Dreyfus olayı her zaman büyüleyicidir, ancak kıvrımları ve dönüşleri nedeniyle çoğu zaman anlaşılmazdır. Ana hatlar net görünüyor: 20. yüzyılın başında, Fransız ordusundaki bir Yahudi subay, askeri sırları Almanlara sızdırmaktan haksız yere mahkum edildi ve Güney Amerika kıyılarındaki Şeytan Adası’na hapsedildi. Fransa, suçlu ya da masum olup olmadığı konusunda bölünmüştü, bir taraf büyük ölçüde monarşist ve Katolik, diğer taraf liberal ve cumhuriyetçi (Fransızca anlamda). Dramatik doruk noktası, Fransa’nın büyük yazarı Émile Zola’nın – 125 yıl önce, 13 Ocak 1898’de – Başkan’a açık mektup şeklinde “J’Accuse” başlıklı bir makale yayınlamasıyla geldi ve burada sadece Alfred Dreyfus’un suçlanmadığını iddia etti. masumdu, ancak suçlu bulunmasının nedeni, Yahudi olması ve onu suçlamak için üst düzey bir komplo olmasıydı. Zola karalamakla suçlandı, ancak arkadaşları onu olası bir hapis cezasına çarptırmak yerine, onu İngiltere’ye giden bir trene bindirdi ve orada, şahsen karşılaştığı düşmanlığa ve Fransız Demokrasisinin durumuna üzülürken, üzgün bir şekilde haşlanmış patates yerken oturdu.

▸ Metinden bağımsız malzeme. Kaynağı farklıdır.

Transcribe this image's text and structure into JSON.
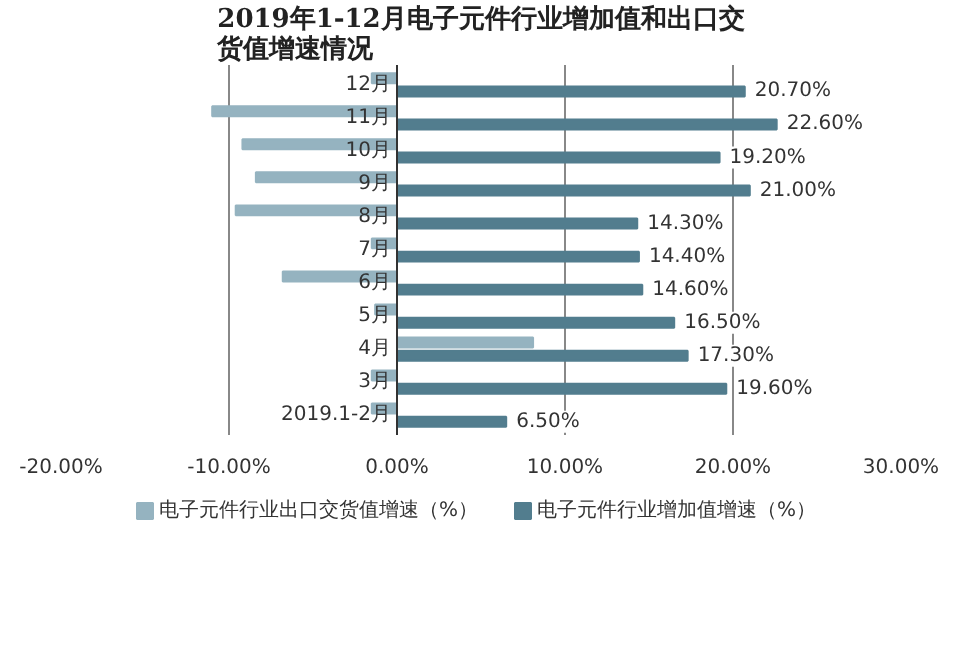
{
  "chart_data": {
    "type": "bar",
    "orientation": "horizontal",
    "title": "2019年1-12月电子元件行业增加值和出口交货值增速情况",
    "categories": [
      "12月",
      "11月",
      "10月",
      "9月",
      "8月",
      "7月",
      "6月",
      "5月",
      "4月",
      "3月",
      "2019.1-2月"
    ],
    "series": [
      {
        "name": "电子元件行业出口交货值增速（%）",
        "color": "#95b3c0",
        "values": [
          -1.5,
          -11.0,
          -9.2,
          -8.4,
          -9.6,
          -1.5,
          -6.8,
          -1.3,
          8.1,
          -1.5,
          -1.5
        ]
      },
      {
        "name": "电子元件行业增加值增速（%）",
        "color": "#527d8e",
        "values": [
          20.7,
          22.6,
          19.2,
          21.0,
          14.3,
          14.4,
          14.6,
          16.5,
          17.3,
          19.6,
          6.5
        ],
        "value_labels": [
          "20.70%",
          "22.60%",
          "19.20%",
          "21.00%",
          "14.30%",
          "14.40%",
          "14.60%",
          "16.50%",
          "17.30%",
          "19.60%",
          "6.50%"
        ]
      }
    ],
    "xlim": [
      -20,
      30
    ],
    "xticks": [
      {
        "value": -20,
        "label": "-20.00%"
      },
      {
        "value": -10,
        "label": "-10.00%"
      },
      {
        "value": 0,
        "label": "0.00%"
      },
      {
        "value": 10,
        "label": "10.00%"
      },
      {
        "value": 20,
        "label": "20.00%"
      },
      {
        "value": 30,
        "label": "30.00%"
      }
    ],
    "grid": "x",
    "legend": "bottom"
  }
}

İster bu hikayede yeni olun, ister filmlerden, romanlardan veya tarih derslerinden zihninize kazınmış olun, resimli bir kitap olarak geçerliliğini sorgulayabilirsiniz. “Mahkum ve Yazar” bu tür şüpheleri giderir. Sophie Casson’ın hafif renkli illüstrasyonları ve Heather Camlot’un doğrudan, şiirsel yazıları, okuyucuya iki adamın zahmetinin zirvesinde rehberlik ediyor. Açık olmak gerekirse, bu, kahramanlarını yürekten destekleyen bir hikaye değil. O zamanın dilinde kitaba “Dreyfusard” adı verildi.

Her bölüm, 1895’ten 1906’ya kadar olan olayların meydana geldiği yıla göre tanımlanır ve yedi sayfalık arka plan bilgileri, güncel olaylara bağlantılar ve kaynak materyallerle sonuçlanır. (Listede kendi kitabımı görmek ilgimi çekti.)

Sanat eseri bir an Raoul Dufy’ninki gibi hissettiriyor – neredeyse rüya gibi – ve sonra daha ham, daha gazeteci bir görünüme sahip. Metin, sırayla, sert, kısaltılmış bir üslup ile daha lirik, duygusal bir üslup arasında gidip gelir:

Vücudu açlıktan ve hareketsizlikten zayıflarken Alfred tutunmayı başarır.

Karısının ve çocuklarının gözyaşı lekeli fotoğrafı.

Onun ölmeyen umudu.

Hapishaneden kaçmak için gecenin karanlığında ortadan kaybolduğunda Émile,

Fransız sahilinde ışıkların sönmesini izlerken yaşlarla dolu gözleri.

Derin, derin üzüntüsü.
Tarihi ve kurguyu bir Venn diyagramındaki daireler olarak düşünün, bu kitap bir melez olarak örtüşüyor.